In this study, we investigated the technical feasibility of five typical AASs in IAM, potassium l-argininate (ArgK), potassium sarcosinate (SarK), potassium l-alaninate (AlaK), potassium β-alaninate (β-AlaK), and potassium glycinate (GlyK), using simulated brine (CaCl₂) as a metal source and verified the dual functions of AAS as a CO₂ carrier and CaCO₃ crystal regulator for IAM. Mineralisation experiments were carried out by introducing CaCl₂ to CO₂-loaded AAS solutions.
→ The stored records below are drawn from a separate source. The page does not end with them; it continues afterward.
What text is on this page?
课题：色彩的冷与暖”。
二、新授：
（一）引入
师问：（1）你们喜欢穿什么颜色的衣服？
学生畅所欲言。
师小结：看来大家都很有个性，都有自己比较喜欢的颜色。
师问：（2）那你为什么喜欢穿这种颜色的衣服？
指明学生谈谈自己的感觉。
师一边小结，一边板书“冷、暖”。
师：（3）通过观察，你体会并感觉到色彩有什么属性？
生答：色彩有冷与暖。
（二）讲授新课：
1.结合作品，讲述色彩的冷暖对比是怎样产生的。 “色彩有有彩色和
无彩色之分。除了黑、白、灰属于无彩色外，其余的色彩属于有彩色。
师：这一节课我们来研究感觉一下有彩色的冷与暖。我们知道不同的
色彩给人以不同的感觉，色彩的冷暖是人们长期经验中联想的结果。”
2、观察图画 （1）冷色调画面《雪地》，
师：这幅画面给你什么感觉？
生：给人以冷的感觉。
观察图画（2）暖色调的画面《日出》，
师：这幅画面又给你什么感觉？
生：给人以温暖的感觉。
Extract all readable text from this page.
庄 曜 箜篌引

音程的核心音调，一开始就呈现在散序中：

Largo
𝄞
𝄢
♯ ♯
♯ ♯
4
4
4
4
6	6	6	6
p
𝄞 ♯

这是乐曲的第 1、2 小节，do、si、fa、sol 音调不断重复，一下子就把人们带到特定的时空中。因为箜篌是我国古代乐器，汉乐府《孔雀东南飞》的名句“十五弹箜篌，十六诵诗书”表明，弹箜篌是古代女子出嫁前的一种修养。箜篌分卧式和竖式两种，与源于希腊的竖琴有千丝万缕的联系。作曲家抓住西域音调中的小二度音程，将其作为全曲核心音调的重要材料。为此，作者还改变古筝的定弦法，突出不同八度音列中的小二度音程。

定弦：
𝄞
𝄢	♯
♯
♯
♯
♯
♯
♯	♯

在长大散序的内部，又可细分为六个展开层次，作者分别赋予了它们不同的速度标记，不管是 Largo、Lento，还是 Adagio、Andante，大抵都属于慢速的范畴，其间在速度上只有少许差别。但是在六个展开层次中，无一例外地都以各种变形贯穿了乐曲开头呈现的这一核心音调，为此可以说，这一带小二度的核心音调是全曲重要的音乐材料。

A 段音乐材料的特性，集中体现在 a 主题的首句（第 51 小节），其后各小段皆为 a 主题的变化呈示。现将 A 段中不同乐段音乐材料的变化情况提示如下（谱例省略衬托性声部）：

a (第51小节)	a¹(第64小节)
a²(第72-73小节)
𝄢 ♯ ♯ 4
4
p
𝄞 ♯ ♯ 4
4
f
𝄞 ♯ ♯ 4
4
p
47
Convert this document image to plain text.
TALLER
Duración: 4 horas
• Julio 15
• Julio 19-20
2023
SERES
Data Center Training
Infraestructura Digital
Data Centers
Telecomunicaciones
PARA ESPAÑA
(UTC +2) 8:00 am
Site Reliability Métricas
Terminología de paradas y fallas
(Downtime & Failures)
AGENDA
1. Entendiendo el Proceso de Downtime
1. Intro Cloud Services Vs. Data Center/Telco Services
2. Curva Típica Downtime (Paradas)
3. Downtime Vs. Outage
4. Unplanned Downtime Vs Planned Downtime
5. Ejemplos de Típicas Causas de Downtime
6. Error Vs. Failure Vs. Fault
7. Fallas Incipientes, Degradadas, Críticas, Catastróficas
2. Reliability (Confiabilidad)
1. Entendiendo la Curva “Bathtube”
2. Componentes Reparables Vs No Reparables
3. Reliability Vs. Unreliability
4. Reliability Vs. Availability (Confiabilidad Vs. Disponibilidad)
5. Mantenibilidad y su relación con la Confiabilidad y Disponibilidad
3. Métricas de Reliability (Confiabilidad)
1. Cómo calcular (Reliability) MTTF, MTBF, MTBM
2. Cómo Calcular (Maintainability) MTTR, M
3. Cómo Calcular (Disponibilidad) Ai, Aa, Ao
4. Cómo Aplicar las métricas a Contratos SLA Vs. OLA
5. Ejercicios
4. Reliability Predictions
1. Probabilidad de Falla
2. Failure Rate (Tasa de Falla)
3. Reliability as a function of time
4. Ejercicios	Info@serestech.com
CO₂ desorption efficiency of each solution was measured to confirm the capability of AAS as a CO₂ carrier in IAM while six typical amines including MEA, DEA, MDEA, triethanolamine (TEA), piperazine (PZ) and AMP were selected for comparisons. The mineralogy and morphology of CaCO₃ products obtained from different AAS or amine solutions were then analyzed by scanning electron microscopy (SEM), particle size analyzer and X-ray powder diffraction (XRD) to explore the underlying mechanism of CaCO₃ formation tuned by AASs or amines. To further investigated effects of operating parameters on CO₂ desorption efficiency and CaCO₃ crystal formation, CO₂-loaded ArgK was selected for mineralisation experiments at various temperatures (room temperature, 40 °C, 60 °C, and 80 °C), absorbent concentrations (0.5 mol/L, 1.0 mol/L, and 2.0 mol/L), Ca²⁺/CO₂ ratio (0.1, 0.2, 0.5, and 1.0) and chelating agents (ethylenediamine tetraacetic acid (EDTA) and magnesium chloride (MgCl₂)).